Systemic results were needed though, and businesses knew they could not get them by working individually. In 1988, they banded together to form the Massachusetts Business Alliance for Education (MBAE) to expand these activities statewide, while pushing for standards and accountability. Businesses saw a moral obligation to help children, but also an economic development obligation to improve the economy in which the businesses operated and sourced talent.
“They saw a clear self-interest,” said Paul Reville, co-founder of the Alliance who went on to become Massachusetts’ education secretary and is now an educational policy and administration professor at the Harvard Graduate School of Education. “They turned the corner from ‘This is a nice thing to do’ – for window dressing and community service – to ‘This is something essential to do.’”
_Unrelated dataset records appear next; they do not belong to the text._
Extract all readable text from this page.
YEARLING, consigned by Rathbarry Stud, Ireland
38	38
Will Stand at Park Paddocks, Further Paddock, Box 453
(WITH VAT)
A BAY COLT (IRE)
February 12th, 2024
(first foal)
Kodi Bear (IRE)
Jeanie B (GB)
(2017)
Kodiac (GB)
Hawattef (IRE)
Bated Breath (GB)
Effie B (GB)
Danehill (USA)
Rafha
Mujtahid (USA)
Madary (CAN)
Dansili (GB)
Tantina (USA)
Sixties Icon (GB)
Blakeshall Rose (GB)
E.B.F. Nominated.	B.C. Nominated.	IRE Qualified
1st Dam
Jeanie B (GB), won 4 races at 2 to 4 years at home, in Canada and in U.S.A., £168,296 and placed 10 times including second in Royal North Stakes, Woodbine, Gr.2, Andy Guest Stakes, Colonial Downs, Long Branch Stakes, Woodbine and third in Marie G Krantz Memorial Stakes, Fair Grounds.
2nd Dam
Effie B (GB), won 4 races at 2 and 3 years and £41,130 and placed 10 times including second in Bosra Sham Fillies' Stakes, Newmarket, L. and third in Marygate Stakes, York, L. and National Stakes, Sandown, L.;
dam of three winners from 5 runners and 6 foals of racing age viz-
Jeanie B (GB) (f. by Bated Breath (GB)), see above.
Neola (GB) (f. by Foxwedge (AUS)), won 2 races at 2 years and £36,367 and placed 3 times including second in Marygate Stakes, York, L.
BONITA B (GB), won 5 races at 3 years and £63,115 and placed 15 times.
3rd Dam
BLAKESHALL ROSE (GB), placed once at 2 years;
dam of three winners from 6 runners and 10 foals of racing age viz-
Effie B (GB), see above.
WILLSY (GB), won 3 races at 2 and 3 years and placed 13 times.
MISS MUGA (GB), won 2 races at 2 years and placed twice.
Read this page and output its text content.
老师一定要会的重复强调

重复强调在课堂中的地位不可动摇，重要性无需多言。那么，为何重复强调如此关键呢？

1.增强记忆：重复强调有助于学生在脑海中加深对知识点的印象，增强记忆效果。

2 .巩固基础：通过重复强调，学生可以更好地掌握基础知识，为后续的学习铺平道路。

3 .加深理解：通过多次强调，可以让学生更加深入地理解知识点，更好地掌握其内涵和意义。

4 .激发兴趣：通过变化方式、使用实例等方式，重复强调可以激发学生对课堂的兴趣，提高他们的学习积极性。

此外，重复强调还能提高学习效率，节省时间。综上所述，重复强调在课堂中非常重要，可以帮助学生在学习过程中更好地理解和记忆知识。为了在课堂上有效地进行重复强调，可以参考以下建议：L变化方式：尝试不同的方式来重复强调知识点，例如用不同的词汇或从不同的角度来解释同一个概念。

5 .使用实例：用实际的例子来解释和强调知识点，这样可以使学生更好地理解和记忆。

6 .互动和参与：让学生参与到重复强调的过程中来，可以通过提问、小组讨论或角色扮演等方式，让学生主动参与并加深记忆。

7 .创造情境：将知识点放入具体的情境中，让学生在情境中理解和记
They also knew it had to be a long-term effort. The Alliance hired four researchers who spent the first year and a half of the organization’s existence in the field studying the education system. The blueprint that came out in 1991 recommended standards and accountability, changes to the system, such as allowing charter schools, giving more power to superintendents and channeling more money toward students in poorer districts. The package of recommendations was known as the “grand bargain,” a term all too familiar to Detroiters because it asked educators to accept reforms in exchange for increased funding. The funding model changed to provide a minimum per-pupil expenditure, regardless of the district’s property tax revenues.
“It was a floor, not a ceiling,” Reville said. “The state doubled its commitment to public education over seven years. … A massive amount was directed to the lowest-income communities.”
The Alliance’s recommendations directly fed the state’s development of education standards, which came out in 1993 and laid the foundation for the state’s leading role in public education. Other states have followed suit. Colorado, Nevada, Idaho and North Carolina are among states that now have business groups devoted to education policy.
More recently, the Alliance did a study to decide whether to throw its support to Common Core standards or stick to those existing state standards it worked so hard to get more than 20 years ago. It went with Common Core, saying the two sets of standards largely mirror each other, but Common Core brings added critical thinking emphasis.
The MBAE’s annual budget ranges from $500,000 to nearly $1 million, depending on the needs of a given year. Its staff of three full-time employees and one part-timer stays close to legislators, bureaucrats, teacher unions and associations for superintendents, school boards and principals.